Cable Shows Connect

Viewers are more loyal to cable networks and even find the commercials on basic-cable networks more relevant to them than spots on broadcast, said Cabletelevision Advertising Bureau executives, citing the results of a new survey.

"We've got an undeniable pattern of very strong connectivity between cable brands and cable networks," said CAB president Sean Cunningham, who will present some of the findings from a CAB-commissioned SRI/Knowledge Networks survey at a Monday afternoon panel session during the National Show in New Orleans.

CAB executives are adding some of the findings from the survey to a "One TV World" presentation the association has been giving to media buyers. That CAB presentation stresses that cable has achieved parity with broadcast, in terms of reach.


Asked to describe how loyal they are to programs viewed on broadcast and cable, 39% of respondents said they consider themselves loyal to cable programs, while 21% picked broadcast and 11% cited both media equally.
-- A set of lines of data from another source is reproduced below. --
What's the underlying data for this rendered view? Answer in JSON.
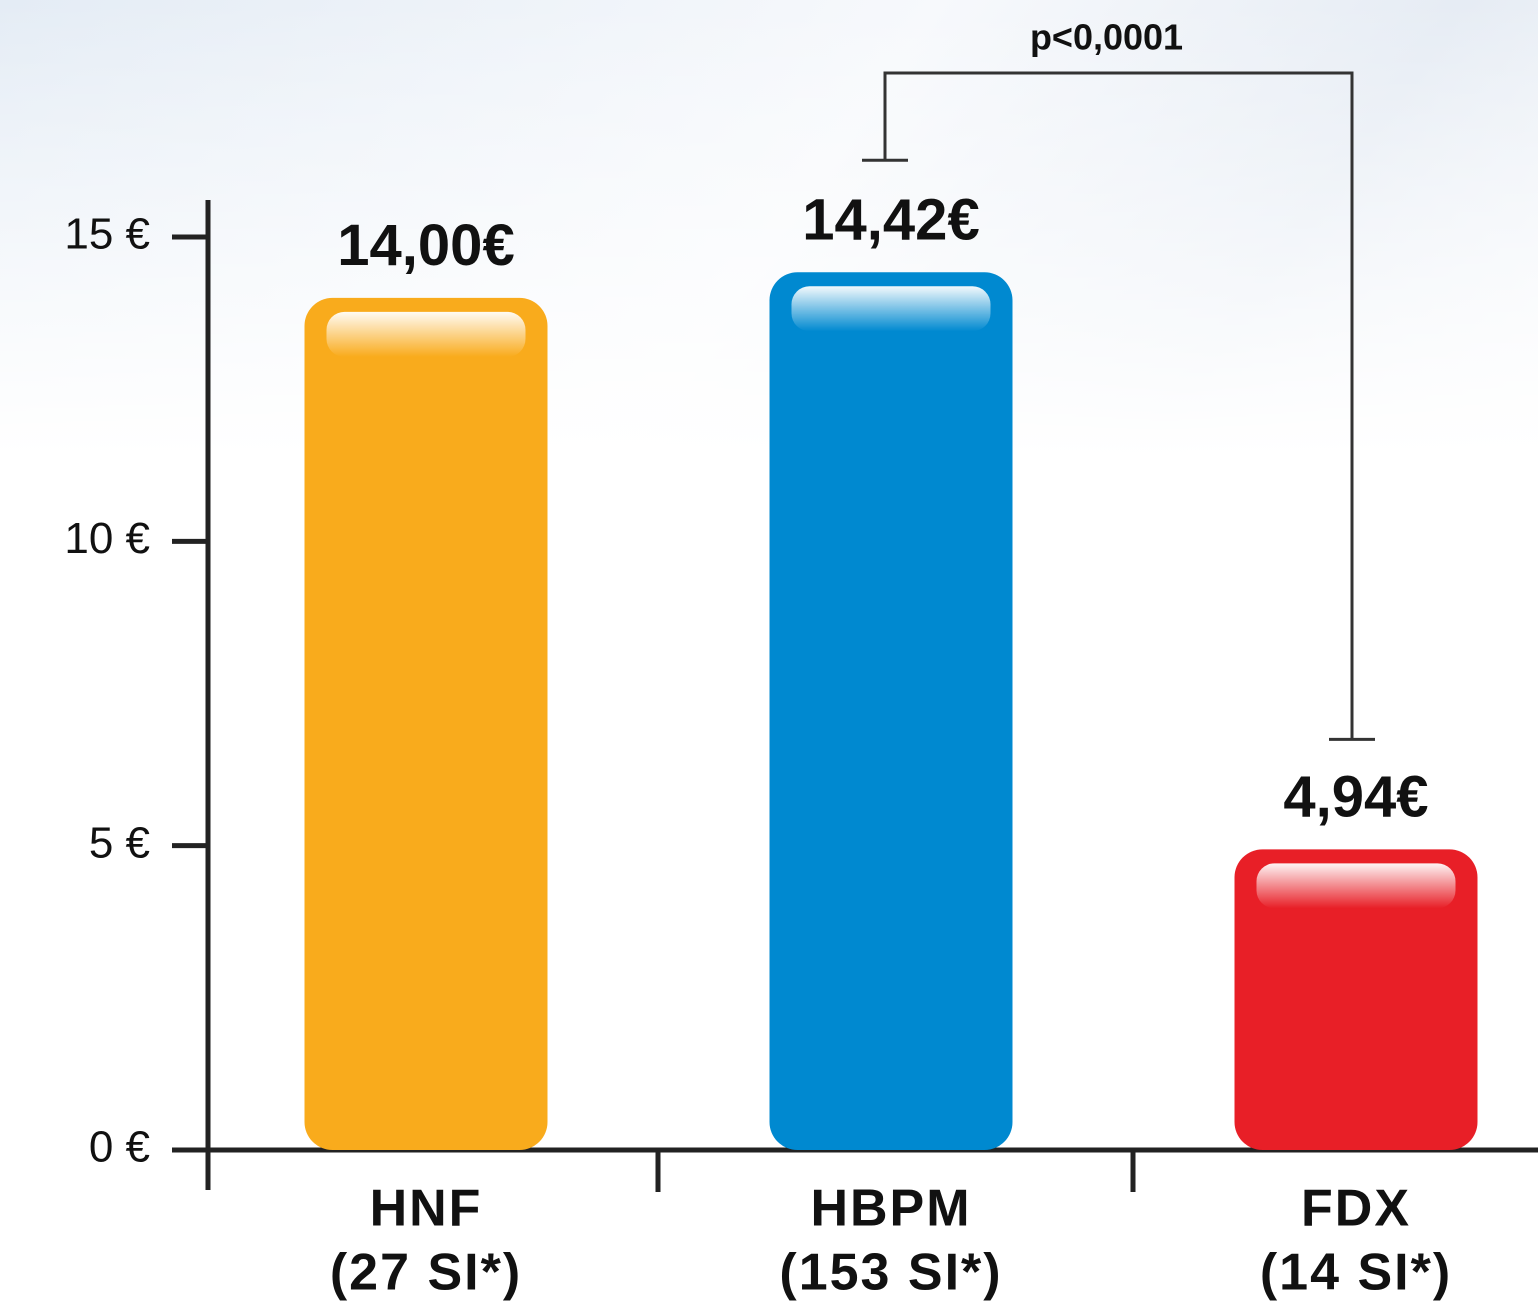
{
  "chart_data": {
    "type": "bar",
    "categories": [
      [
        "HNF",
        "(27 SI*)"
      ],
      [
        "HBPM",
        "(153 SI*)"
      ],
      [
        "FDX",
        "(14 SI*)"
      ]
    ],
    "values": [
      14.0,
      14.42,
      4.94
    ],
    "value_labels": [
      "14,00€",
      "14,42€",
      "4,94€"
    ],
    "colors": [
      "#f9ab1c",
      "#0089d0",
      "#e81f27"
    ],
    "ylim": [
      0,
      15
    ],
    "yticks": [
      {
        "value": 0,
        "label": "0 €"
      },
      {
        "value": 5,
        "label": "5 €"
      },
      {
        "value": 10,
        "label": "10 €"
      },
      {
        "value": 15,
        "label": "15 €"
      }
    ],
    "annotations": [
      {
        "text": "p<0,0001",
        "from": 1,
        "to": 2
      }
    ]
  }
}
When asked which medium consistently shows the best programs, 57% picked cable while 19% went with broadcast.

Respondents also said they pay more attention to ads on cable (44%) compared to broadcast (31%). CAB said 38% of respondents said cable ads "are more relevant to me," versus the 34% who said broadcast ads were more relevant.

In terms of personal fit, 47% of respondents said they would miss cable networks if they were no longer available, while 23% said they would miss broadcast networks. CAB said 46% of respondents said cable networks "complement my lifestyle," compared to 15% for broadcast.

But when viewers first sit down to channel surf, more of them watch broadcast networks than cable. The survey found that 45% of respondents tune to broadcast networks when they don't know in advance what programs they're going to watch, compared to 43% who flip to ad-supported cable and 6% that first tune to a premium cable channel.

The survey also found that viewers are increasingly relying on electronic program guides to find out what's on TV, which is good news for Gemstar-TV Guide International Inc. and other guide vendors.

CAB said 33% of survey respondents said they use an electronic program guide to find out what's on TV during the evening. The second most popular method was "flipping channels," followed by TV Guide
magazine (20%), other printed listings (20%) and TV advertisements (14%).

Another 9% of respondents said they "just know what's on," while 5% indicated that they decide what to watch based on word of mouth.

CAB plans to detail some of the findings from the survey this week on a new Web site it's launching at While CAB's Web site will permanently switch to, Cunningham said CAB has no plans to change its name to One TV World.


The survey of 2,000 adults aged 18 to 64 was conducted during February and March to ensure that that the broadcast sweeps period was reflected in the findings, Cunningham said.

In coming weeks, CAB plans to release additional findings from the survey, including questions pertaining to the effects of digital video recorders on TV viewing. Respondents were asked how they use DVRs, including whether they use the devices to fast-forward through commercials.

"I think as an industry, all learning about PVRs, regardless of source, are things that you really want to have to share with the adverting and media community because of its potential importance," Cunningham said.